Die Teilnehmenden schätzten das neue Format, so der Tenor im Anschluss an die Feier. «Die Lieder wirken modern, und die Texte dazu sind gut lesbar – in den Gesangbüchern sind sie für mich meist zu klein gedruckt», bemerkt eine Besucherin. Die Sharing Community soll offen sein für Menschen mit verschiedenen Bedürfnissen. Die Feiern finden auf der Basis der christlichen Tradition statt und sind als Ort des Austauschs und der Solidarität gedacht. 

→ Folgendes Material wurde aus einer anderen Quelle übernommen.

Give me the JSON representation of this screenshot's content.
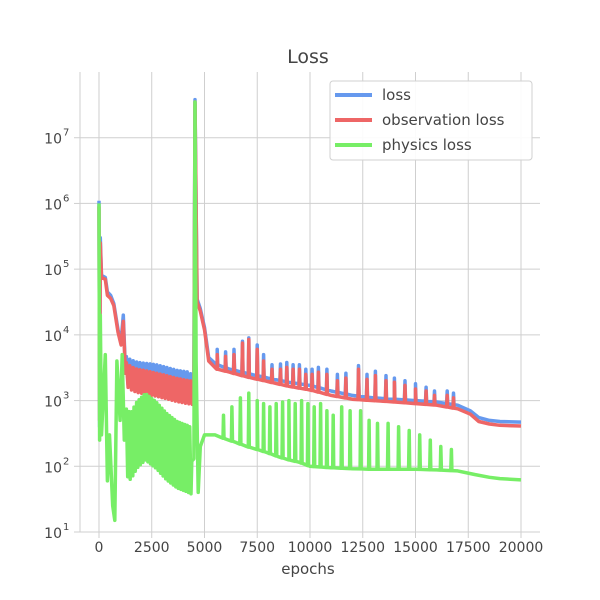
{
  "chart_data": {
    "type": "line",
    "title": "Loss",
    "xlabel": "epochs",
    "ylabel": "",
    "xlim": [
      -900,
      20900
    ],
    "ylim": [
      10,
      100000000
    ],
    "yscale": "log",
    "grid": true,
    "legend_position": "top-right",
    "x_ticks": [
      0,
      2500,
      5000,
      7500,
      10000,
      12500,
      15000,
      17500,
      20000
    ],
    "y_ticks": [
      {
        "value": 10,
        "base": "10",
        "exp": "1"
      },
      {
        "value": 100,
        "base": "10",
        "exp": "2"
      },
      {
        "value": 1000,
        "base": "10",
        "exp": "3"
      },
      {
        "value": 10000,
        "base": "10",
        "exp": "4"
      },
      {
        "value": 100000,
        "base": "10",
        "exp": "5"
      },
      {
        "value": 1000000,
        "base": "10",
        "exp": "6"
      },
      {
        "value": 10000000,
        "base": "10",
        "exp": "7"
      }
    ],
    "series": [
      {
        "name": "loss",
        "color": "#6699ee",
        "points": [
          [
            0,
            1100000
          ],
          [
            30,
            400
          ],
          [
            60,
            300000
          ],
          [
            120,
            80000
          ],
          [
            300,
            75000
          ],
          [
            400,
            45000
          ],
          [
            550,
            40000
          ],
          [
            700,
            30000
          ],
          [
            900,
            12000
          ],
          [
            1050,
            8000
          ],
          [
            1150,
            20000
          ],
          [
            1250,
            3000
          ],
          [
            1500,
            2600
          ],
          [
            1800,
            2400
          ],
          [
            2200,
            2300
          ],
          [
            2700,
            2200
          ],
          [
            3200,
            2000
          ],
          [
            3700,
            1800
          ],
          [
            4200,
            1700
          ],
          [
            4500,
            1500
          ],
          [
            4550,
            38000000
          ],
          [
            4650,
            35000
          ],
          [
            4800,
            25000
          ],
          [
            5000,
            13000
          ],
          [
            5200,
            4500
          ],
          [
            5600,
            3500
          ],
          [
            6200,
            3000
          ],
          [
            7000,
            2600
          ],
          [
            8000,
            2200
          ],
          [
            9000,
            1900
          ],
          [
            10000,
            1700
          ],
          [
            11000,
            1400
          ],
          [
            12000,
            1200
          ],
          [
            13000,
            1100
          ],
          [
            14000,
            1050
          ],
          [
            15000,
            1000
          ],
          [
            16000,
            950
          ],
          [
            17000,
            850
          ],
          [
            17600,
            700
          ],
          [
            18000,
            550
          ],
          [
            18500,
            500
          ],
          [
            19000,
            480
          ],
          [
            20000,
            470
          ]
        ]
      },
      {
        "name": "observation loss",
        "color": "#ee6666",
        "points": [
          [
            0,
            900000
          ],
          [
            30,
            500
          ],
          [
            60,
            250000
          ],
          [
            120,
            75000
          ],
          [
            300,
            70000
          ],
          [
            400,
            40000
          ],
          [
            550,
            36000
          ],
          [
            700,
            28000
          ],
          [
            900,
            11000
          ],
          [
            1050,
            7000
          ],
          [
            1150,
            16000
          ],
          [
            1250,
            2600
          ],
          [
            1500,
            2200
          ],
          [
            1800,
            2000
          ],
          [
            2200,
            1900
          ],
          [
            2700,
            1750
          ],
          [
            3200,
            1600
          ],
          [
            3700,
            1450
          ],
          [
            4200,
            1350
          ],
          [
            4500,
            1300
          ],
          [
            4550,
            35000000
          ],
          [
            4650,
            32000
          ],
          [
            4800,
            23000
          ],
          [
            5000,
            12000
          ],
          [
            5200,
            4000
          ],
          [
            5600,
            3000
          ],
          [
            6200,
            2700
          ],
          [
            7000,
            2300
          ],
          [
            8000,
            1950
          ],
          [
            9000,
            1650
          ],
          [
            10000,
            1450
          ],
          [
            11000,
            1200
          ],
          [
            12000,
            1050
          ],
          [
            13000,
            1000
          ],
          [
            14000,
            950
          ],
          [
            15000,
            900
          ],
          [
            16000,
            850
          ],
          [
            17000,
            750
          ],
          [
            17600,
            620
          ],
          [
            18000,
            480
          ],
          [
            18500,
            440
          ],
          [
            19000,
            420
          ],
          [
            20000,
            410
          ]
        ]
      },
      {
        "name": "physics loss",
        "color": "#77ee66",
        "points": [
          [
            0,
            1000000
          ],
          [
            30,
            250
          ],
          [
            60,
            20000
          ],
          [
            120,
            300
          ],
          [
            300,
            5000
          ],
          [
            400,
            60
          ],
          [
            500,
            300
          ],
          [
            650,
            25
          ],
          [
            750,
            15
          ],
          [
            850,
            4000
          ],
          [
            1000,
            500
          ],
          [
            1100,
            5000
          ],
          [
            1200,
            250
          ],
          [
            1500,
            200
          ],
          [
            1800,
            300
          ],
          [
            2200,
            400
          ],
          [
            2700,
            300
          ],
          [
            3200,
            200
          ],
          [
            3700,
            150
          ],
          [
            4200,
            130
          ],
          [
            4400,
            120
          ],
          [
            4500,
            130
          ],
          [
            4550,
            35000000
          ],
          [
            4600,
            4000
          ],
          [
            4700,
            40
          ],
          [
            4800,
            200
          ],
          [
            5000,
            300
          ],
          [
            5500,
            300
          ],
          [
            6000,
            260
          ],
          [
            6500,
            230
          ],
          [
            7000,
            200
          ],
          [
            7500,
            180
          ],
          [
            8000,
            160
          ],
          [
            8500,
            140
          ],
          [
            9000,
            125
          ],
          [
            9500,
            115
          ],
          [
            10000,
            100
          ],
          [
            11000,
            95
          ],
          [
            12000,
            92
          ],
          [
            13000,
            90
          ],
          [
            14000,
            90
          ],
          [
            15000,
            90
          ],
          [
            16000,
            88
          ],
          [
            17000,
            85
          ],
          [
            17800,
            75
          ],
          [
            18500,
            68
          ],
          [
            19000,
            65
          ],
          [
            20000,
            62
          ]
        ]
      }
    ],
    "oscillations": [
      {
        "series": "loss",
        "x_start": 1300,
        "x_end": 4500,
        "step": 160,
        "factor": 1.6,
        "spikes": []
      },
      {
        "series": "observation loss",
        "x_start": 1300,
        "x_end": 4500,
        "step": 160,
        "factor": 1.5,
        "spikes": []
      },
      {
        "series": "loss",
        "x_start": 5500,
        "x_end": 17000,
        "step": 0,
        "factor": 1,
        "spikes": [
          [
            5600,
            6000
          ],
          [
            6000,
            5500
          ],
          [
            6400,
            6000
          ],
          [
            6800,
            8000
          ],
          [
            7100,
            9000
          ],
          [
            7500,
            7000
          ],
          [
            7800,
            5000
          ],
          [
            8200,
            3500
          ],
          [
            8600,
            3600
          ],
          [
            8900,
            3800
          ],
          [
            9200,
            3500
          ],
          [
            9500,
            3500
          ],
          [
            9800,
            3000
          ],
          [
            10100,
            3000
          ],
          [
            10400,
            3200
          ],
          [
            10800,
            3000
          ],
          [
            11300,
            2500
          ],
          [
            11700,
            2600
          ],
          [
            12300,
            3400
          ],
          [
            12700,
            2500
          ],
          [
            13100,
            2800
          ],
          [
            13600,
            2400
          ],
          [
            14000,
            2200
          ],
          [
            14500,
            2000
          ],
          [
            15000,
            1800
          ],
          [
            15500,
            1600
          ],
          [
            15900,
            1400
          ],
          [
            16500,
            1400
          ],
          [
            16800,
            1300
          ]
        ]
      },
      {
        "series": "observation loss",
        "x_start": 5500,
        "x_end": 17000,
        "step": 0,
        "factor": 1,
        "spikes": [
          [
            5600,
            5000
          ],
          [
            6000,
            4700
          ],
          [
            6400,
            5000
          ],
          [
            6800,
            7500
          ],
          [
            7100,
            8500
          ],
          [
            7500,
            6000
          ],
          [
            7800,
            4000
          ],
          [
            8200,
            3000
          ],
          [
            8600,
            3000
          ],
          [
            8900,
            3200
          ],
          [
            9200,
            3000
          ],
          [
            9500,
            3000
          ],
          [
            9800,
            2500
          ],
          [
            10100,
            2500
          ],
          [
            10400,
            2700
          ],
          [
            10800,
            2500
          ],
          [
            11300,
            2000
          ],
          [
            11700,
            2200
          ],
          [
            12300,
            3000
          ],
          [
            12700,
            2100
          ],
          [
            13100,
            2400
          ],
          [
            13600,
            2000
          ],
          [
            14000,
            1900
          ],
          [
            14500,
            1700
          ],
          [
            15000,
            1500
          ],
          [
            15500,
            1400
          ],
          [
            15900,
            1200
          ],
          [
            16500,
            1200
          ],
          [
            16800,
            1100
          ]
        ]
      },
      {
        "series": "physics loss",
        "x_start": 1300,
        "x_end": 4400,
        "step": 120,
        "factor": 3.2,
        "spikes": []
      },
      {
        "series": "physics loss",
        "x_start": 5700,
        "x_end": 16800,
        "step": 0,
        "factor": 1,
        "spikes": [
          [
            5900,
            600
          ],
          [
            6300,
            800
          ],
          [
            6700,
            1100
          ],
          [
            7100,
            1300
          ],
          [
            7500,
            1000
          ],
          [
            7800,
            900
          ],
          [
            8100,
            800
          ],
          [
            8400,
            900
          ],
          [
            8700,
            950
          ],
          [
            9000,
            1000
          ],
          [
            9300,
            900
          ],
          [
            9600,
            1000
          ],
          [
            9900,
            900
          ],
          [
            10200,
            800
          ],
          [
            10500,
            900
          ],
          [
            10800,
            700
          ],
          [
            11100,
            600
          ],
          [
            11500,
            800
          ],
          [
            11900,
            700
          ],
          [
            12400,
            700
          ],
          [
            12800,
            500
          ],
          [
            13200,
            450
          ],
          [
            13700,
            450
          ],
          [
            14200,
            400
          ],
          [
            14700,
            350
          ],
          [
            15200,
            300
          ],
          [
            15700,
            250
          ],
          [
            16200,
            200
          ],
          [
            16700,
            180
          ]
        ]
      }
    ]
  }
}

Die Kirchgemeinde in Felsberg geht auch bei anderen Angeboten neue Wege: Der Pfarrer steigt nicht mehr auf die Kanzel, und der Gottesdienst am Sonntagmorgen beginnt mit Zopf und lockeren Gesprächen am Tisch. Dass die Sharing Community in Felsberg etabliert wurde, war einerseits Zufall, andererseits hatte es einen symbolischen Charakter: Pfarrer Fadri Ratti suchte eine Stellvertretung – einen Tag nach dem Reformationstag. Etwas Neues, eine Sharing Community anzubieten, passte gut, fanden die Beteiligten. «Für Innovationen braucht es die Offenheit des Pfarrers, aber auch die Bereitschaft der Leute im Dorf», sagt Corina Feltscher. 

Samstag statt Sonntag

Beides scheint in Felsberg gegeben: Es kommen mehr Menschen als üblich in die Kirche. Und das an einem Samstagabend. Der Termin ist jedoch bewusst gewählt, denn am Sonntagmorgen in die Kirche zu gehen, sei für viele nicht attraktiv. Wenn sich die Gesellschaft verändere, müsse man mitziehen. Auf der Basis des Christentums und mit dem Mut, alternative Angebote zu machen, sagt Feltscher. 

Geteilte Gemeinschaft

Sharing Community ist eine liturgische Form des Feierns, die von Personen nach einer sechs- bis achttägigen Ausbildung gestaltet wird. Die Teilnehmenden bringen ihre Zugänge zum Glauben ein und machen die Feier interaktiv und vielfältig – so einzigartig wie die Menschen, die sie tragen. Interessierte können sich für die Gestaltung der Sharing Community ausbilden lassen. Die Feier wird von einer Gruppe, bestehend aus Liturgin, Wegbegleiter und Gastgebenden, gefeiert. Es ist sinnvoll, sich im Team anzumelden. Die nächste Sharing-Community-Feier in Felsberg findet am 26. April 2026 statt.